Quelle: http://www.focus.de/kultur/kunst/tid-20490/theater-das-grosse-klassiker-sterben_aid_573483.html"Das große Klassiker-Sterben
Freitag 19.11.2010, 06:05 · von FOCUS-Redakteur Gregor DolakJahrzehntelang spielten die deutschen Theater Shakespeare und Schiller. In der aktuellen Spielzeit drehen sie erstmals den Trend: Autoren der Gegenwart und wilde Text-Collageure erhalten den Vorzug vor den Dichtern und Denkern
Die Entwicklung klingt paradox: Deutschlands Theater spielen immer weniger Theater. Zwar stehen landauf, landab überall Schauspieler auf den Bühnen, sprechen und spielen ihren Text, lieben, leiden, lachen, wüten, weinen. Das Publikum strömt auch noch immer zu Hunderttausenden in die Aufführungen. Weil weiterhin Regisseure inszenieren und Bühnenbildner nach ihren Vorstellungen Kulissen bauen.
Genüge wäre damit der ohnehin äußerst reduzierten Definition von Regie-Altmeister Peter Brook getan: „Ein Mann geht durch einen Raum, während ihm ein anderer zusieht, das ist alles, was für eine Theateraufführung notwendig ist.“ Veritable Dramen führen die deutschen Schauspielhäuser dennoch immer weniger auf.
Uraufführungen und exotische Mischformen
Johan Simons, der neue Intendant an den Münchner Kammerspielen, zeigt in seiner ersten Saison überwiegend Bühnenadaptionen von Romanen und Filmen. Ob am Leipziger Centraltheater, dem Deutschen Theater in Berlin oder dem Staatsschauspiel von Hannover – auf den Spielplänen dominieren Uraufführungen, Text-Collagen, theatralische Projekte, exotische Mischformen aus Literatur und dokumentarischen Formaten. Dialogische Texte, die originär für die Bühne geschrieben wurden, haben es dagegen zunehmend schwer.
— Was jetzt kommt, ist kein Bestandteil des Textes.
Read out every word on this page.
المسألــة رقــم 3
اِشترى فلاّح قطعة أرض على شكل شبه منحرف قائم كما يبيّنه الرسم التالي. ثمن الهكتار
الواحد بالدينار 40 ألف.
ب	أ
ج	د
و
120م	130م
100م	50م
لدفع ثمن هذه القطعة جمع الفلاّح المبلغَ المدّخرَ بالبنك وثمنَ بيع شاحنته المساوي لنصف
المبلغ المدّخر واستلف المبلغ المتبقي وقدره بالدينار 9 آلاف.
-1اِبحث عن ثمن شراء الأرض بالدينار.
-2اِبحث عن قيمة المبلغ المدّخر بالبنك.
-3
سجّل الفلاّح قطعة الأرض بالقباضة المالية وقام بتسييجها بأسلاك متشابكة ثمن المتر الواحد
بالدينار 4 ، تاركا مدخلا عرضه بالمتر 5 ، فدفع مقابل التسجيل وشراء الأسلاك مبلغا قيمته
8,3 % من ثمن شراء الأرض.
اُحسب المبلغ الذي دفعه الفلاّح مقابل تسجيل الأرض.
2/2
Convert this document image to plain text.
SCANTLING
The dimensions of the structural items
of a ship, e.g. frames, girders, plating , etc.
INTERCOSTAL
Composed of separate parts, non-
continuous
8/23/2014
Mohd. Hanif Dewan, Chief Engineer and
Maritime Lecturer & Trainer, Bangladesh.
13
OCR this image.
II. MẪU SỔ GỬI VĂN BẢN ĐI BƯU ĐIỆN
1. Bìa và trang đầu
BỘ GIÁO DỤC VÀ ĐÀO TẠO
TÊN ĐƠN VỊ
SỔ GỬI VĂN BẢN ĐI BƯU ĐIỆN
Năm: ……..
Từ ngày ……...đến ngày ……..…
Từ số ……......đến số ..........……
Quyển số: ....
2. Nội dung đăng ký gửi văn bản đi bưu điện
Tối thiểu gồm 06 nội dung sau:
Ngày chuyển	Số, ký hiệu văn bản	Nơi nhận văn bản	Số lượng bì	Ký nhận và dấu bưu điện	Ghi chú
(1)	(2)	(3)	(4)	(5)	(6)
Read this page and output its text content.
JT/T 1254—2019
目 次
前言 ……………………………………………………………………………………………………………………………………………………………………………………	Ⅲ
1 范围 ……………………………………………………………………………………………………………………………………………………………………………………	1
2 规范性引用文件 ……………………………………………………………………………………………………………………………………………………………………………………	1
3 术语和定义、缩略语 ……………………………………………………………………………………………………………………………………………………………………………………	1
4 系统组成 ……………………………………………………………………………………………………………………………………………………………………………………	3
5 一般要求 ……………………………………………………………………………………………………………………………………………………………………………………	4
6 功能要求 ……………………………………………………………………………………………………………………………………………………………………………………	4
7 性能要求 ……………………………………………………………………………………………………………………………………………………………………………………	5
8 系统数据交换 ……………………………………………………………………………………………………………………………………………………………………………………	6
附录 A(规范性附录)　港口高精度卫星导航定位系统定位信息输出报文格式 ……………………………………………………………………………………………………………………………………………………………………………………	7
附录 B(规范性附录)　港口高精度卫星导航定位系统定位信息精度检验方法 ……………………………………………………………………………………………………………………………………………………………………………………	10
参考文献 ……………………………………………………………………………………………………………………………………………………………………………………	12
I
Konjunktur haben neuerdings immerhin die lebenden Autoren der Gegenwart. Der Trend zeichnete sich bereits beim Berliner Theatertreffen im Frühjahr ab, zu dem eine Jury die zehn wichtigsten Inszenierungen der abgelaufenen Saison einlud. Erstmals seit mehr als fünfzig Jahren zeigte dieses Festival mehr Werke zeitgenössischer Dichter als Werke von Klassikern. Eine Entwicklung, die sich nun auf den Bühnen in der ganzen Republik fortsetzt. Bei Publikum und Theatermachern beobachtet der Dramatiker Roland Schimmelpfennig “ausgesprochenes Interesse an neuen Texten”. Die Regisseure hätten sich offenbar an den Werken von Shakespeare bis Goethe abgearbeitet, so dass nun Platz in den Theaterprogrammen für druckfrische Ware sei."